14. The bushing assembly of claim 11 wherein the annular channel includes a width that is greater than a width of the annular ridge.

15. The bushing assembly of claim 11 wherein the lower bracket section includes a plurality of vertically extending openings extending entirely therethrough.

16. The bushing assembly of claim 11 wherein the upper bracket section includes a first side skirt along a first periphery thereof and a second side skirt along a second periphery thereof.

17. The bushing assembly of claim 11 wherein the annular channel comprises a T-slot and wherein the annular ridge includes a T-shaped cross-section.

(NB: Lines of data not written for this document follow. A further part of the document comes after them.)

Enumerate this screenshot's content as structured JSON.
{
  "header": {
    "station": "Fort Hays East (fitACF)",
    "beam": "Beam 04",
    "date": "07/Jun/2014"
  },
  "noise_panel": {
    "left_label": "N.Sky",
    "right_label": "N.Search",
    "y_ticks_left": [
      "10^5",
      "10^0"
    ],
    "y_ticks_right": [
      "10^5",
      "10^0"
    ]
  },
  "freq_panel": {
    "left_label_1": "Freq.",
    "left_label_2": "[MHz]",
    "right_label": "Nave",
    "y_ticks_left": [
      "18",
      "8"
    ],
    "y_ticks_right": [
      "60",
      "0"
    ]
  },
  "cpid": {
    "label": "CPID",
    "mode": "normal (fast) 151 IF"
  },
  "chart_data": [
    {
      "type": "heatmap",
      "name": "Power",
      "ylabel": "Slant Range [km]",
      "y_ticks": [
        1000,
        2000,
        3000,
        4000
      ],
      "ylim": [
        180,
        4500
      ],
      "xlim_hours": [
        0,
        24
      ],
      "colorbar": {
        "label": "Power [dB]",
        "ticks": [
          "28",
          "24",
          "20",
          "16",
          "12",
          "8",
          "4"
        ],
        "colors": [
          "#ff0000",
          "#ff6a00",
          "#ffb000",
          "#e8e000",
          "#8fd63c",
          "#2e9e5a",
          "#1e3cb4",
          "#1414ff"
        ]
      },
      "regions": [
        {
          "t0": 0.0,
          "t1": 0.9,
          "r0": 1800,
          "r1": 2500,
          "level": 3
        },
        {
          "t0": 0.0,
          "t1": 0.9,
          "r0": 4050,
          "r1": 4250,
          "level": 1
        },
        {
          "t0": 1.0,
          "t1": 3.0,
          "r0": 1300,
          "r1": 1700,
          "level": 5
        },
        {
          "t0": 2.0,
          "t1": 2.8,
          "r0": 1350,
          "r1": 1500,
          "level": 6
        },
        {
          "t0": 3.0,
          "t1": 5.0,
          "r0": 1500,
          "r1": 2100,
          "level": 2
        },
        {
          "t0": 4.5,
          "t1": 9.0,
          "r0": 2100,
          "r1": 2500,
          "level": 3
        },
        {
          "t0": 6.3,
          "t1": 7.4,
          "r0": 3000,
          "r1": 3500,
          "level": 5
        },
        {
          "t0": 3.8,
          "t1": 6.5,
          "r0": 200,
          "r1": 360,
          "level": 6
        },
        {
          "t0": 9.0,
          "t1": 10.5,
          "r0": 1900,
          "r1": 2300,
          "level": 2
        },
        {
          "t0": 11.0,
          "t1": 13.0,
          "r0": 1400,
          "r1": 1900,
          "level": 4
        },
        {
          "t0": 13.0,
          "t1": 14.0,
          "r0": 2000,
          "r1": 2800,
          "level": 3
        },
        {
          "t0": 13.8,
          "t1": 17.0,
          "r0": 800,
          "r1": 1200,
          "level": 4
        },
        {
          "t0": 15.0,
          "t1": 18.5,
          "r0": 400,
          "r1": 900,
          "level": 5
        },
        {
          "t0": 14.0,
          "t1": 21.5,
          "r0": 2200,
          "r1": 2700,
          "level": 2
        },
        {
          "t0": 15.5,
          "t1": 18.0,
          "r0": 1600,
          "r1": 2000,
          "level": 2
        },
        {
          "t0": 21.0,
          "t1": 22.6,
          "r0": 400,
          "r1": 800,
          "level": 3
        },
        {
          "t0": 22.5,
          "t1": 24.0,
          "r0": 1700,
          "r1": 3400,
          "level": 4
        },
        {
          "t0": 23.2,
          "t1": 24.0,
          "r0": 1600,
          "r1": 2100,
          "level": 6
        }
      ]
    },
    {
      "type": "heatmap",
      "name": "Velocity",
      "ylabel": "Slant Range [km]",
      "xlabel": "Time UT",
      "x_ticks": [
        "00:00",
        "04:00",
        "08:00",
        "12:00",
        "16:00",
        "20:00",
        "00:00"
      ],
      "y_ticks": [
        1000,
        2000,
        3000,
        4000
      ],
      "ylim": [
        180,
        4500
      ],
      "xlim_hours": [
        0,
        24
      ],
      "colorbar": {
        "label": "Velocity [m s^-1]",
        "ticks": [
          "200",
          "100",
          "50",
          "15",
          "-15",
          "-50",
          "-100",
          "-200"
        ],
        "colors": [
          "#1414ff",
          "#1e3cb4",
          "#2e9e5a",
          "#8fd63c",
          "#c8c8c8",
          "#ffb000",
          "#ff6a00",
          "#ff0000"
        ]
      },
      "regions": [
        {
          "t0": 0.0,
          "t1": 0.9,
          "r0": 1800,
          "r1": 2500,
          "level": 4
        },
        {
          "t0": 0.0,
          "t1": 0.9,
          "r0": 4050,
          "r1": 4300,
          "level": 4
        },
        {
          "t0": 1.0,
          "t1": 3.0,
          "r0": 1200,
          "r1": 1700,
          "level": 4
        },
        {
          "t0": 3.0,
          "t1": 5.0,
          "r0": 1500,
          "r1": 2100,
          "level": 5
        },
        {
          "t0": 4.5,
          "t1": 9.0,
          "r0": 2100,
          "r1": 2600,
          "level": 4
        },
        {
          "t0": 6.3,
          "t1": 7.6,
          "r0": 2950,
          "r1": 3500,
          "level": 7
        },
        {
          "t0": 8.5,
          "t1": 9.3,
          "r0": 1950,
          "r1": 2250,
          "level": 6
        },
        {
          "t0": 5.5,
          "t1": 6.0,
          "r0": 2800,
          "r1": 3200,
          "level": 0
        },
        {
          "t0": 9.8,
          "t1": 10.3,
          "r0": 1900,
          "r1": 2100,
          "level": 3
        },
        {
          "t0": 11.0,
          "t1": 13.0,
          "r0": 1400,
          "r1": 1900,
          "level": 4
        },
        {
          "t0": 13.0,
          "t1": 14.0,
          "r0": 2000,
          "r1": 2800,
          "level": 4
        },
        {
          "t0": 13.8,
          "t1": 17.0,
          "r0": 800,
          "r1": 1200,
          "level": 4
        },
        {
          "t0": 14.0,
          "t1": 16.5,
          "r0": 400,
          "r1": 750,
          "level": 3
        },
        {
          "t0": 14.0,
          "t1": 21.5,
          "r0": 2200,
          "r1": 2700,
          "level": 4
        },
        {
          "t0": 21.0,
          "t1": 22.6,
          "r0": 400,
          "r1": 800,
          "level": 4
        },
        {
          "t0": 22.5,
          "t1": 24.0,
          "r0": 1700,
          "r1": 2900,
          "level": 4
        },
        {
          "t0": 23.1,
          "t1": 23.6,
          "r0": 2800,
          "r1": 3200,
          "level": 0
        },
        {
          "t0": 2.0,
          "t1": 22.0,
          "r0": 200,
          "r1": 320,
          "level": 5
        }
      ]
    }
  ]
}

18. A bushing assembly comprising:

a bracket including an internal circumferential surface and an annular ridge that extends radially inward from the internal circumferential surface; and

a bushing including a first bushing section joined to a second bushing section, the bushing including an outer radial surface that defines an annular channel therein, wherein the outer radial surface of the bushing section is in engagement with the internal circumferential surface of the bracket and wherein the annular ridge of the bracket is disposed within the annular channel of the bushing, such that the bushing is rotatable relative to the bracket about a first axis and a second axis that is orthogonal to the first axis.

19. The bushing assembly of claim 18 wherein the annular channel is positioned midway between a first side surface of the bushing and a second side surface of the bushing.

20. The bushing assembly of claim 18 wherein the annular ridge defines an inner diameter that is less than an outer diameter defined by the outer radial surface of the bracket.